Sometime in the next few months, the U.S. Supreme Court will decide two cases that could fundamentally reshape the rules of race in America. In one, a young white woman named Abigail Fisher is suing the University of Texas over affirmative action in college admissions. In the other, an Alabama county wants to strike down a law that requires certain states to get federal permission to change election rules. If they win, the names Fisher and Shelby County, Ala., will instantly become synonymous with the elimination of longstanding minority-student preferences and voting-rights laws. But behind them is another name, belonging to a person who is neither a party to the litigation nor even a lawyer, but who is the reason these cases ever came to be. He is Edward Blum, a little-known 60-year-old former stockbroker.
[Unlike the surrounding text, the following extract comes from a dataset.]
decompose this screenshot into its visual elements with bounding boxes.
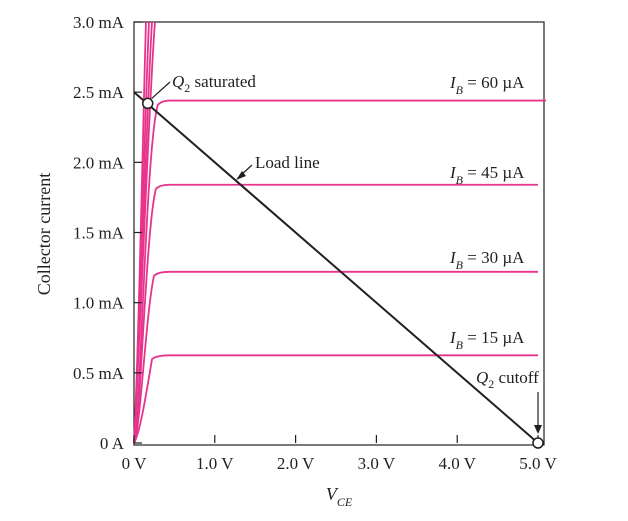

Working largely on his own, with the financial support of a handful of conservative donors, Blum sought out the plaintiffs in the Fisher and Shelby County cases, persuaded them to file suit, matched them with lawyers, and secured funding to appeal the cases all the way to the high court. Abigail Fisher is the daughter of an old friend of Blum’s – a man who happened to call when Blum was in the midst of a three-year search for a white college applicant who had been rejected despite solid scores. Blum eventually got Shelby County to file suit after trolling government websites and cold-calling a county official.
Blum introduced Fisher’s father and Shelby County officials to the same high-priced but politically sympathetic Washington lawyers, who agreed to work for a cut rate to be billed to Blum’s backers. Neither Fisher nor Shelby County is paying to fight the cases that bear their names.
Over the past 20 years, Blum has similarly launched at least a dozen lawsuits attacking race-based protections. In addition to the Fisher and Shelby County cases, two other Blum-backed cases reached the Supreme Court. One struck down majority-black and majority-Latino voting districts in Texas. The other prompted the court to suggest it might eliminate a major portion of the Voting Rights Act of 1965, which the conservative-majority bench may now be poised to do in the Shelby County case.